Boolean functions whose Fourier transform is concentrated on pairwise disjoint subsets of the input

TL;DR

This paper proves that Boolean functions close to sums of independent functions or variables are essentially close to a single such component, generalizing the Friedgut-Kalai-Naor theorem and showing the tightness of variance dependence.

Contribution

It extends the FKN theorem to functions with Fourier transforms concentrated on disjoint subsets, establishing variance-dependent bounds for Boolean functions.

Findings

Functions close to sums of independent components are near a single component.

Results hold regardless of the number of variables, depending only on variance.

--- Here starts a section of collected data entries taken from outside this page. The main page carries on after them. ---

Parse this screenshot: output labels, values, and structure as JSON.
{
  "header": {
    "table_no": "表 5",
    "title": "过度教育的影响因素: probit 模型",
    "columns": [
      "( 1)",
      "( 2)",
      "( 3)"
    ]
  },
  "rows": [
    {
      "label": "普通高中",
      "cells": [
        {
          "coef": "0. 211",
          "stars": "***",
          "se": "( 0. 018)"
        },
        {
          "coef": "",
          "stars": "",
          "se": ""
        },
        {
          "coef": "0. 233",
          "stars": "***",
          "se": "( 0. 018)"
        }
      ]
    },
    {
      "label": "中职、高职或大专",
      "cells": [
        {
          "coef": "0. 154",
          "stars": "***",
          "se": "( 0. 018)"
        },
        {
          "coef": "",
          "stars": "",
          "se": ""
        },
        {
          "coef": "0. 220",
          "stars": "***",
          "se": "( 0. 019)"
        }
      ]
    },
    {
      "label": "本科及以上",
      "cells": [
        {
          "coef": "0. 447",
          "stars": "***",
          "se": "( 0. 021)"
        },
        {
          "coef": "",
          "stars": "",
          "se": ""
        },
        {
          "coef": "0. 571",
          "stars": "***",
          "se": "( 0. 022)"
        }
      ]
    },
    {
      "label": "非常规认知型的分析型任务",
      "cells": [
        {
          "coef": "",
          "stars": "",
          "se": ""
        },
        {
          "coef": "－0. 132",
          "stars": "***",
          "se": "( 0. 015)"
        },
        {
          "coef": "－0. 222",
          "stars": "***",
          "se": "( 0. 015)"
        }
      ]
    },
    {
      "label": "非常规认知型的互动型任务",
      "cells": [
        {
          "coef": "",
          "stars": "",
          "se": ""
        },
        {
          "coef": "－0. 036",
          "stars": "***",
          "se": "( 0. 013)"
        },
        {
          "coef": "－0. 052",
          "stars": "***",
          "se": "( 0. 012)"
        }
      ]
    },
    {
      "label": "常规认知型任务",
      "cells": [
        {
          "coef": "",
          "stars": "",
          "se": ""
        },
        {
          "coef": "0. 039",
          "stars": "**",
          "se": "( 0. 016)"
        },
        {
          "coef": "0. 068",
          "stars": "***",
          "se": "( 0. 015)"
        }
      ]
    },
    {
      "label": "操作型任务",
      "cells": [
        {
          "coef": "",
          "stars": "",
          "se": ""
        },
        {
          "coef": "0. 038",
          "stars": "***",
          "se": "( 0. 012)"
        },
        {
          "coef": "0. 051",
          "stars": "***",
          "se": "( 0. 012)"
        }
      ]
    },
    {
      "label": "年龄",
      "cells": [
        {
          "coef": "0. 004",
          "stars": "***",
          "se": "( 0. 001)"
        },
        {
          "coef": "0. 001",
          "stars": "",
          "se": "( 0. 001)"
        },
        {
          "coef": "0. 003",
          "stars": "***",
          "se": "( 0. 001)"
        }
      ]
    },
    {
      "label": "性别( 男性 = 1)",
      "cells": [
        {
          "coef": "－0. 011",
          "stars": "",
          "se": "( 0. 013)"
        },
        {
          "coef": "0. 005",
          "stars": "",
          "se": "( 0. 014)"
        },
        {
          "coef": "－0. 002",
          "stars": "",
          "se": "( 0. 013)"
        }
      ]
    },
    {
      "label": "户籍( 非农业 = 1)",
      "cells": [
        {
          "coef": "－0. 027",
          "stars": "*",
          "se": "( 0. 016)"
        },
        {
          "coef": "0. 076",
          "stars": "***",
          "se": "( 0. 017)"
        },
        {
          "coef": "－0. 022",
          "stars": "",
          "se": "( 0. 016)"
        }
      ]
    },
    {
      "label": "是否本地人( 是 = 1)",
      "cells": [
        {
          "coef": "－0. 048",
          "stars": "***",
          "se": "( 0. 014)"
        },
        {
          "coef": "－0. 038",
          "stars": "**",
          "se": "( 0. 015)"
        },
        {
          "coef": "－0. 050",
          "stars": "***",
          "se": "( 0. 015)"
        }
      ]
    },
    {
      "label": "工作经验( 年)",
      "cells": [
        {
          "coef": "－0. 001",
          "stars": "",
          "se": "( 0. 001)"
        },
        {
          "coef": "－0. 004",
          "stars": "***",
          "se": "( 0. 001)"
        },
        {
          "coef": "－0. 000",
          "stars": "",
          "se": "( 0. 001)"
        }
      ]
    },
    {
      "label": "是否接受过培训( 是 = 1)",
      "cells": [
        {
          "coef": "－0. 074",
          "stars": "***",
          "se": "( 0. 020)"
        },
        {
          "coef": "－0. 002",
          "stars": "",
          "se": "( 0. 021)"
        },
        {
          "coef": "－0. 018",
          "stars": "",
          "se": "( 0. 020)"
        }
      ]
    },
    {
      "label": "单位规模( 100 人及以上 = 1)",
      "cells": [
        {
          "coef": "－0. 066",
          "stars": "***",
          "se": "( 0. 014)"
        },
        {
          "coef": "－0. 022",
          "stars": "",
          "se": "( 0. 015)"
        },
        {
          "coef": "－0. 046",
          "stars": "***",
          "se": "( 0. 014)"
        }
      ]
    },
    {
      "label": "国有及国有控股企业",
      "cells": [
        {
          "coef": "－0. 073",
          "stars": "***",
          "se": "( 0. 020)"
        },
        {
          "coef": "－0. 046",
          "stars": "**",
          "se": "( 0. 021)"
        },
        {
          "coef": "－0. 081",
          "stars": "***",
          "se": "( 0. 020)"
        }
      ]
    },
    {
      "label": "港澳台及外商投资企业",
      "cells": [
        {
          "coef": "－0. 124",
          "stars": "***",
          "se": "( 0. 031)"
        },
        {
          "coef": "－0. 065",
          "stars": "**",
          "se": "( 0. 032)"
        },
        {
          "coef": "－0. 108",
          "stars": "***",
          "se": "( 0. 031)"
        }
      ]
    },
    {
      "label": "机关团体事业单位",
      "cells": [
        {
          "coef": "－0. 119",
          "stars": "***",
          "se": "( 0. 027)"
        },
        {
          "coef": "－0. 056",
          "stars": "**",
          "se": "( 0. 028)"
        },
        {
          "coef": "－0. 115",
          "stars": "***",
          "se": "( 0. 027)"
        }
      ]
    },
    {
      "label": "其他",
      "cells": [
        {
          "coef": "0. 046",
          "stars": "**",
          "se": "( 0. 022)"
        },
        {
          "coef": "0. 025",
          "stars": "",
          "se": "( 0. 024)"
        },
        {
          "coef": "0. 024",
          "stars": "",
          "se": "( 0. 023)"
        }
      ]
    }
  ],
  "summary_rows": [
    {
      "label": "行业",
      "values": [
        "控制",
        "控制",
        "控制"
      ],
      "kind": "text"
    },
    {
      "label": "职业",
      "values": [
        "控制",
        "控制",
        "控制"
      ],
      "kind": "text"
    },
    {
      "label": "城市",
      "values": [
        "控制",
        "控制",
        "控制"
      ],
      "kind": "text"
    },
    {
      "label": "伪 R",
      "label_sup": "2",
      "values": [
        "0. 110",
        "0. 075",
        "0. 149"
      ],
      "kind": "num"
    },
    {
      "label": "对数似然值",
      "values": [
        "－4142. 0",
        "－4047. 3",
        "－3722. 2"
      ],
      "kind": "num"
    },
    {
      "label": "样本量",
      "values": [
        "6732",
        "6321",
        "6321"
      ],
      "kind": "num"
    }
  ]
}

Variance dependence in the approximation is proven to be tight.

Abstract

We consider Boolean functions f:{-1,1}^n->{-1,1} that are close to a sum of independent functions on mutually exclusive subsets of the variables. We prove that any such function is close to just a single function on a single subset. We also consider Boolean functions f:R^n->{-1,1} that are close, with respect to any product distribution over R^n, to a sum of their variables. We prove that any such function is close to one of the variables. Both our results are independent of the number of variables, but depend on the variance of f. I.e., if f is \epsilon*Var(f)-close to a sum of independent functions or random variables, then it is O(\epsilon)-close to one of the independent functions or random variables, respectively. We prove that this dependence on Var(f) is tight. Our results are a generalization of the Friedgut-Kalai-Naor Theorem [FKN'02], which holds for functions f:{-1,1}^n->{-1,1} that are close to a linear combination of uniformly distributed Boolean variables.